从TCP端口中读取数据,并对数据进行累加
准备JAR
需要的JAR
<dependency>
<groupId>org.apache.spark</groupId>
<artifactId>spark-sql_2.10</artifactId>
<version>${spark.version}</version>
</dependency>
<dependency>
<groupId>org.apache.spark</groupId>
<artifactId>spark-streaming_2.10</artifactId>
<version>${spark.version}</version>
</dependency>
<dependency>
<groupId>org.apache.spark</groupId>
<artifactId>spark-streaming-kafka_2.10</artifactId>
<version>1.6.1</version>
</dependency>
图解
UpdateStateByKey 实现方式
package streams
import org.apache.spark.{HashPartitioner, SparkConf}
import org.apache.spark.streaming.dstream.{DStream, ReceiverInputDStream}
import org.apache.spark.streaming.{Seconds, StreamingContext}
/**
* Created by Adminon 2016/8/26.
*/
object StateFulStreamingWordCount {
val updateFunc = (it: Iterator[(String, Seq[Int], Option[Int])]) => {
//it.map(t => (t._1, t._2.sum + t._3.getOrElse(0)))
it.map { case (x, y, z) => (x, y.sum + z.getOrElse(0)) }
}
def main(args: Array[String]) {
System.setProperty("hadoop.home.dir",
"E:\\winutils-hadoop-2.6.4\\hadoop-2.6.4")
LoggerLevels.setStreamingLogLevels()
val conf = new SparkConf().setAppName("StateFulStreamingWordCount").setMaster("local[2]")

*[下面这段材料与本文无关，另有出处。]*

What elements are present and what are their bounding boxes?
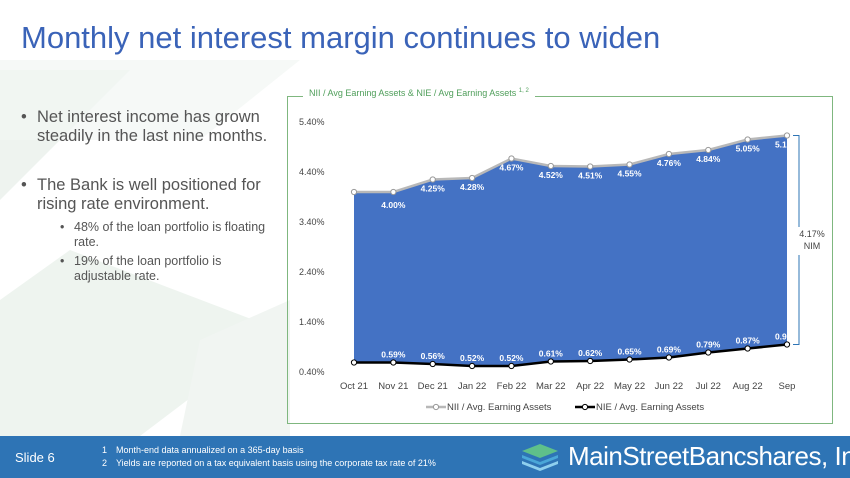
data-label-nii: 5.05% [736, 144, 761, 154]
data-label-nie: 0.59% [381, 350, 406, 360]
series-line-nii [354, 134, 788, 194]
point-nie [783, 341, 791, 348]
legend-marker-nie [581, 403, 589, 411]
sub-bullet-adjustable: 19% of the loan portfolio is adjustable … [60, 254, 276, 283]
footnote-2-text: Yields are reported on a tax equivalent … [116, 458, 436, 468]
slide-number: Slide 6 [15, 450, 55, 465]
nim-area-fill [354, 135, 787, 366]
point-nii [468, 174, 476, 182]
data-label-nie: 0.87% [736, 336, 761, 346]
data-label-nii: 4.28% [460, 182, 485, 192]
data-label-nie: 0.52% [499, 353, 524, 363]
point-nie [547, 358, 554, 365]
data-label-nie: 0.65% [617, 347, 642, 357]
x-tick-label: Jun 22 [655, 381, 684, 392]
x-tick-label: Nov 21 [378, 381, 408, 392]
logo-layers-icon [522, 444, 558, 471]
data-label-nii: 4.67% [499, 163, 524, 173]
data-label-nii: 4.84% [696, 154, 721, 164]
data-label-nii: 4.55% [617, 169, 642, 179]
chart-caption-footnote-ref: 1, 2 [518, 88, 529, 94]
x-tick-label: Jul 22 [696, 381, 721, 392]
data-label-nii: 5.13% [775, 140, 800, 150]
data-label-nie: 0.52% [460, 353, 485, 363]
nim-annotation-label: NIM [804, 241, 821, 251]
nim-area-chart: 0.40% 1.40% 2.40% 3.40% 4.40% 5.40% 4.00% 4.25%… [299, 117, 831, 413]
y-tick-label: 3.40% [299, 217, 325, 227]
point-nii [547, 162, 554, 170]
footnote-1-number: 1 [102, 445, 108, 455]
data-label-nie: 0.79% [696, 340, 721, 350]
data-label-nii: 4.51% [578, 171, 603, 181]
x-tick-label: Aug 22 [733, 381, 763, 392]
footer-bar: Slide 6 1 Month-end data annualized on a … [0, 436, 850, 478]
data-label-nii: 4.00% [381, 200, 406, 210]
point-nii [665, 150, 673, 158]
chart-caption-text: NII / Avg Earning Assets & NIE / Avg Ear… [309, 88, 517, 98]
point-nie [508, 362, 515, 370]
point-nii [508, 155, 515, 162]
point-nie [390, 359, 397, 366]
point-nie [468, 362, 476, 370]
y-tick-label: 5.40% [299, 117, 325, 127]
data-label-nie: 0.61% [539, 349, 564, 359]
data-label-nii: 4.52% [539, 170, 564, 180]
footnote-1-text: Month-end data annualized on a 365-day b… [116, 445, 304, 455]
legend-marker-nii [432, 403, 440, 411]
point-nie [744, 345, 751, 352]
point-nie [429, 360, 436, 368]
x-tick-label: May 22 [614, 381, 645, 392]
point-nie [705, 349, 712, 356]
x-tick-label: Oct 21 [340, 381, 368, 392]
point-nii [783, 132, 791, 139]
series-line-nie [354, 343, 788, 368]
chart-caption: NII / Avg Earning Assets & NIE / Avg Ear… [303, 88, 535, 98]
point-nie [587, 357, 594, 365]
bullet-rate-position: The Bank is well positioned for rising r… [21, 176, 276, 214]
data-label-nie: 0.69% [657, 345, 682, 355]
page-title: Monthly net interest margin continues to… [21, 20, 661, 55]
point-nii [744, 136, 751, 143]
nim-annotation-bg [795, 227, 831, 255]
point-nie [350, 359, 358, 366]
x-tick-label: Dec 21 [418, 381, 448, 392]
y-tick-label: 0.40% [299, 367, 325, 377]
bullet-nii-growth: Net interest income has grown steadily i… [21, 108, 276, 146]
point-nii [350, 188, 358, 196]
x-tick-label: Jan 22 [458, 381, 487, 392]
x-tick-label: Feb 22 [497, 381, 527, 392]
legend-label-nii: NII / Avg. Earning Assets [447, 402, 552, 413]
data-label-nie: 0.95% [775, 332, 800, 342]
point-nie [626, 356, 633, 363]
sub-bullet-floating: 48% of the loan portfolio is floating ra… [60, 220, 276, 249]
data-label-nie: 0.62% [578, 348, 603, 358]
y-tick-label: 4.40% [299, 167, 325, 177]
x-tick-label: Mar 22 [536, 381, 566, 392]
y-tick-label: 2.40% [299, 267, 325, 277]
x-tick-label: Sep [779, 381, 796, 392]
data-label-nii: 4.25% [421, 184, 446, 194]
footnote-1: 1 Month-end data annualized on a 365-day … [102, 445, 304, 455]
data-label-nii: 4.76% [657, 158, 682, 168]
point-nii [587, 163, 594, 170]
point-nii [429, 176, 436, 183]
bullet-list: Net interest income has grown steadily i… [21, 108, 276, 288]
point-nie [665, 354, 673, 361]
footnote-2: 2 Yields are reported on a tax equivalent… [102, 458, 436, 468]
x-tick-label: Apr 22 [576, 381, 604, 392]
brand-logo-text: MainStreetBancshares, Inc. [568, 441, 850, 471]
nim-annotation-value: 4.17% [799, 229, 825, 239]
point-nii [705, 146, 712, 154]
point-nii [626, 161, 633, 168]
footnote-2-number: 2 [102, 458, 108, 468]
point-nii [390, 188, 397, 196]
data-label-nie: 0.56% [421, 351, 446, 361]
legend-label-nie: NIE / Avg. Earning Assets [596, 402, 704, 413]
chart-frame [287, 96, 833, 424]
y-tick-label: 1.40% [299, 317, 325, 327]
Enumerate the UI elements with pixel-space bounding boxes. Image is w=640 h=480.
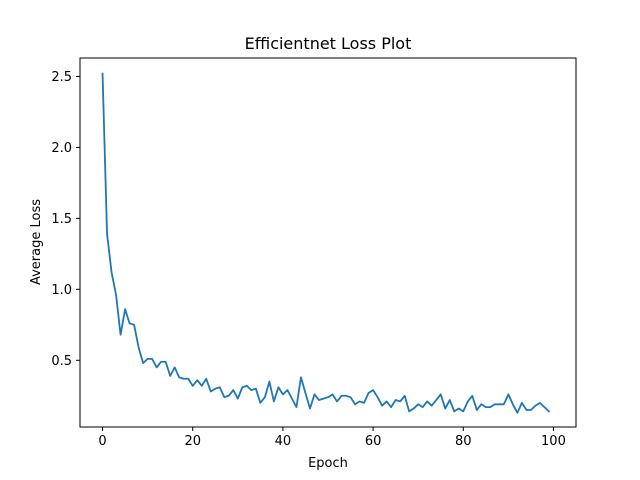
y-tick-label: 0.5 [51, 354, 72, 369]
y-tick-label: 1.5 [51, 212, 72, 227]
axes-frame [79, 57, 577, 428]
y-tick-label: 1.0 [51, 283, 72, 298]
y-axis-label: Average Loss [29, 199, 44, 285]
y-axis-ticks: 0.5 1.0 1.5 2.0 2.5 [51, 70, 80, 369]
y-tick-label: 2.0 [51, 141, 72, 156]
x-axis-ticks: 0 20 40 60 80 100 [98, 427, 566, 449]
x-tick-label: 60 [365, 434, 382, 449]
y-tick-label: 2.5 [51, 70, 72, 85]
x-tick-label: 0 [98, 434, 106, 449]
x-tick-label: 40 [275, 434, 292, 449]
chart-title: Efficientnet Loss Plot [245, 34, 412, 53]
x-tick-label: 20 [184, 434, 201, 449]
x-tick-label: 100 [541, 434, 566, 449]
x-tick-label: 80 [455, 434, 472, 449]
x-axis-label: Epoch [308, 456, 348, 471]
plot-area [101, 72, 551, 414]
loss-series-line [101, 72, 551, 414]
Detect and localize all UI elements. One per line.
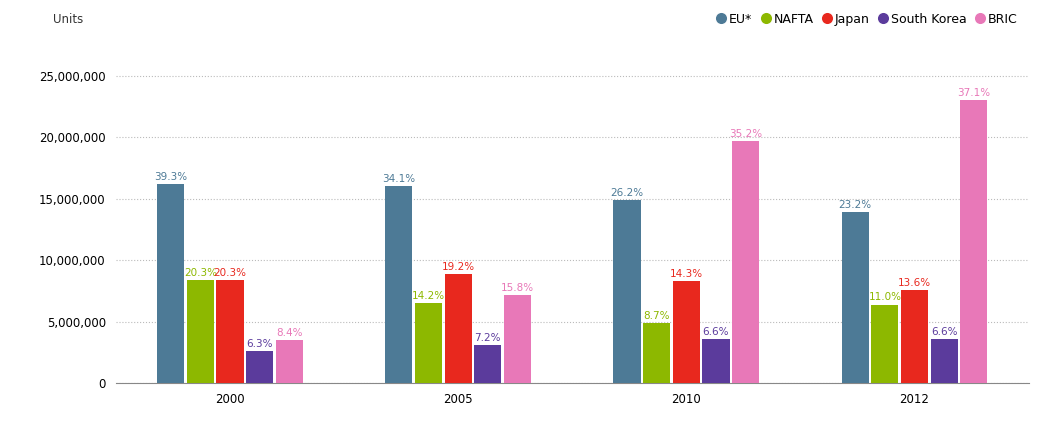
Bar (841, 212, 868, 383)
Text: 13.6%: 13.6% (898, 278, 931, 288)
Bar (504, 295, 531, 383)
Bar (158, 184, 185, 383)
Bar (872, 305, 899, 383)
Text: 14.3%: 14.3% (670, 269, 702, 279)
Text: 35.2%: 35.2% (729, 129, 762, 139)
Text: 8.7%: 8.7% (644, 311, 670, 321)
Bar (187, 280, 214, 383)
Legend: EU*, NAFTA, Japan, South Korea, BRIC: EU*, NAFTA, Japan, South Korea, BRIC (713, 8, 1023, 31)
Text: 37.1%: 37.1% (958, 88, 990, 98)
Text: 26.2%: 26.2% (610, 188, 644, 198)
Bar (613, 200, 640, 383)
Text: 6.6%: 6.6% (702, 327, 730, 337)
Text: 6.6%: 6.6% (931, 327, 958, 337)
Text: 8.4%: 8.4% (276, 328, 302, 338)
Text: 39.3%: 39.3% (154, 172, 187, 182)
Bar (276, 340, 303, 383)
Text: 19.2%: 19.2% (442, 262, 475, 272)
Bar (960, 101, 987, 383)
Bar (444, 274, 471, 383)
Bar (475, 345, 502, 383)
Bar (385, 187, 413, 383)
Text: 15.8%: 15.8% (501, 282, 534, 293)
Bar (702, 339, 730, 383)
Bar (930, 339, 958, 383)
Text: 14.2%: 14.2% (412, 291, 445, 301)
Text: Units: Units (54, 13, 83, 26)
Bar (901, 290, 928, 383)
Bar (415, 303, 442, 383)
Text: 20.3%: 20.3% (184, 268, 217, 278)
Bar (732, 141, 759, 383)
Text: 34.1%: 34.1% (382, 174, 416, 184)
Text: 7.2%: 7.2% (475, 333, 501, 343)
Bar (216, 280, 244, 383)
Bar (246, 351, 273, 383)
Bar (673, 281, 700, 383)
Text: 23.2%: 23.2% (839, 200, 872, 210)
Text: 11.0%: 11.0% (868, 292, 901, 302)
Text: 6.3%: 6.3% (247, 339, 273, 349)
Text: 20.3%: 20.3% (213, 268, 247, 278)
Bar (643, 323, 670, 383)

//创建StreamingContext并设置产生批次的间隔时间
val ssc = new StreamingContext(conf, Seconds(5))
//设置ck目录
ssc.checkpoint("E://ck0826")
//从Socket端口中创建RDD
val lines: ReceiverInputDStream[String] = ssc.socketTextStream("hadoop2", 8888)
val words: DStream[String] = lines.flatMap(_.split(" "))
val wordAndOne: DStream[(String, Int)] = words.map((_, 1))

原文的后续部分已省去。